The extraction and assay of PPO and POD activity were conducted as reported by Kim et al. [47], with minor modifications. Asparagus lettuce slices were homogenized in 50 mM of PBS containing polyvinylpyrrolidone (pH 6.8), and the filtrate was centrifuged at 5000× g for 10 min at 4 °C. The supernatant was collected as the crude enzyme extract. PPO activity: the reaction mixture contained 0.5 mL of enzyme extract, 1 mL of 0.02 M catechol and 1.5 mL of 50 mM PBS (pH 6.8). The absorbance was recorded every 30 s at 410 nm within 3 min. For POD activity, the assay was performed using 0.5 mL of enzyme extract, 1.0 mL of 0.3% H₂O₂, 1.0 mL of 0.2% guaiacol and 0.8 mL of 50 mM PBS (pH 6.8). The absorbance was read every 30 s at 470 nm within 3 min. One unit (U) of PPO and POD activity was defined as an increase in 0.01 absorbance per minute per gram fresh weight.

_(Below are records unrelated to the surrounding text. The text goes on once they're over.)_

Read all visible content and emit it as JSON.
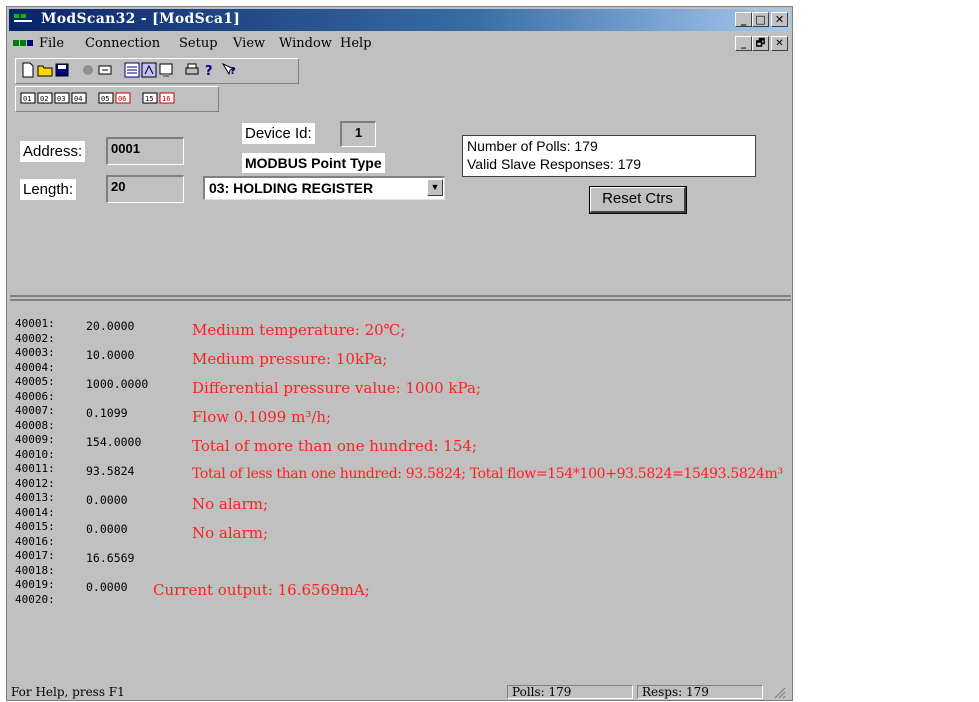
{
  "window": {
    "title": "ModScan32 - [ModSca1]",
    "min_glyph": "_",
    "max_glyph": "□",
    "restore_glyph": "🗗",
    "close_glyph": "✕"
  },
  "menu": {
    "items": [
      "File",
      "Connection",
      "Setup",
      "View",
      "Window",
      "Help"
    ]
  },
  "toolbar": {
    "row1_icons": [
      "new-icon",
      "open-icon",
      "save-icon",
      "connect-icon",
      "disconnect-icon",
      "display-config-icon",
      "display-options-icon",
      "display-hex-icon",
      "print-icon",
      "help-icon",
      "context-help-icon"
    ],
    "row2_icons": [
      "f01-icon",
      "f02-icon",
      "f03-icon",
      "f04-icon",
      "f05-icon",
      "f06-icon",
      "f15-icon",
      "f16-icon"
    ],
    "row2_labels": [
      "01",
      "02",
      "03",
      "04",
      "05",
      "06",
      "15",
      "16"
    ]
  },
  "config": {
    "address_label": "Address:",
    "address_value": "0001",
    "length_label": "Length:",
    "length_value": "20",
    "device_id_label": "Device Id:",
    "device_id_value": "1",
    "point_type_label": "MODBUS Point Type",
    "point_type_value": "03: HOLDING REGISTER",
    "polls_text": "Number of Polls: 179",
    "responses_text": "Valid Slave Responses: 179",
    "reset_label": "Reset Ctrs"
  },
  "registers": [
    {
      "addr": "40001:",
      "value": "20.0000"
    },
    {
      "addr": "40002:",
      "value": ""
    },
    {
      "addr": "40003:",
      "value": "10.0000"
    },
    {
      "addr": "40004:",
      "value": ""
    },
    {
      "addr": "40005:",
      "value": "1000.0000"
    },
    {
      "addr": "40006:",
      "value": ""
    },
    {
      "addr": "40007:",
      "value": "0.1099"
    },
    {
      "addr": "40008:",
      "value": ""
    },
    {
      "addr": "40009:",
      "value": "154.0000"
    },
    {
      "addr": "40010:",
      "value": ""
    },
    {
      "addr": "40011:",
      "value": "93.5824"
    },
    {
      "addr": "40012:",
      "value": ""
    },
    {
      "addr": "40013:",
      "value": "0.0000"
    },
    {
      "addr": "40014:",
      "value": ""
    },
    {
      "addr": "40015:",
      "value": "0.0000"
    },
    {
      "addr": "40016:",
      "value": ""
    },
    {
      "addr": "40017:",
      "value": "16.6569"
    },
    {
      "addr": "40018:",
      "value": ""
    },
    {
      "addr": "40019:",
      "value": "0.0000"
    },
    {
      "addr": "40020:",
      "value": ""
    }
  ],
  "annotations": [
    "Medium temperature: 20℃;",
    "Medium pressure: 10kPa;",
    "Differential pressure value: 1000 kPa;",
    "Flow 0.1099 m³/h;",
    "Total of more than one hundred: 154;",
    "Total of less than one hundred: 93.5824; Total flow=154*100+93.5824=15493.5824m³",
    "No alarm;",
    "No alarm;",
    "Current  output: 16.6569mA;"
  ],
  "status": {
    "help_text": "For Help, press F1",
    "polls": "Polls: 179",
    "resps": "Resps: 179"
  },
  "colors": {
    "annotation": "#ff2020",
    "window_bg": "#c0c0c0"
  }
}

3.12. Statistical Analysis

Data are expressed as the mean ± standard deviation (SD). SPSS 17.0 (Chicago, IL, USA) was used to perform one-way analysis of variance (ANOVA). A p value less than 0.05 was defined as statistical significance.

4. Conclusions

This is the first detailed report on chemical elucidation of ASBPs that essentially consisted of B-type procyanidins with minor A-type linkages and an mDP of 8.1. Both monophenolase and diphenolase activities of tyrosinase were dose-dependently suppressed by ASBPs. The mechanisms by which ASBPs inhibited tyrosinase activity might be achieved via the complexation of copper ions preventing the formation of oxidation products of substrates L-tyrosine and L-DOPA as well as changing the microenvironment and secondary structure of tyrosinase. ASBPs were also found to be effective in delaying the development of surface browning and extending the shelf life of fresh-cut asparagus lettuce slices during storage. Collectively, these results suggested that ASBPs have the potential to be developed as a tyrosinase inhibitor able to counteract the enzymatic browning of fresh-cut fruits and vegetables.